Despite the simplistic gameplay and non-mystery of its plot, The Missing manages to hold your attention due to its sleek, intricate production. Realistic art, graceful ambient animation (lightning, wind tunnels, swinging doors and lights), relevant sound effects, and an intense but soulful soundtrack generate a fair bit of drama, often creating the illusion of actually exploring the drippy, forested islands. The first-person perspective is underlined by bordering the screens with the edges of scuba goggles or a fur-lined jacket hood when worn. Several fully-animated cutscenes intersperse the proceedings, and some, like the sequence of the seaplane crashing into the ocean, are spectacular. There's no voice acting, but given that most of the adventure is solitary, that's not a critical omission.

The main game wraps up with an all-too-convenient but conclusive finale, so the Collector's Edition provides an hour-long unnecessary prologue of how Kelvin discovered the islands in his youth and thought up his project. The six hidden object screens are repeated once each, and yield mundane tools from random collections of Mayan statues, Indian figurines and gothic gargoyles. The half-dozen watered down standalone puzzles require you to manually note some of the code patterns to avoid backtracking. This chapter emphasizes inventory quests built around Kelvin's escape from an indigenous temple, and the clever interplay of natural elements make the final half-hour almost worth the extra investment.

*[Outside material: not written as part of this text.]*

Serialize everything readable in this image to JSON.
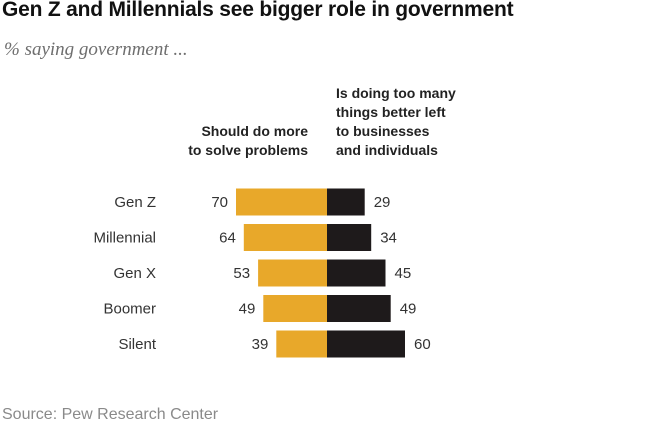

Despite starting with the strong premise of a search-and-rescue operation gone wrong, set against a visually arresting backdrop bolstered by superior production quality, this game quickly loses its way and ends up in hackneyed territory. It pointlessly overloads the sensible plot with diverse topics such as the pitfalls of human greed, environmental consciousness, and marvelous anthropological legacies, and tries to intimidate with two namby-pamby villains instead of the true obstacle to any rescue effort – the uncontrollable forces of nature (ironically, just what it's preaching about). The tried-and-true casual gameplay still holds up as moderately entertaining, but ultimately, The Missing: A Search and Rescue Mystery misses its landing on the shores of greatness and skids into the dreaded so-so zone.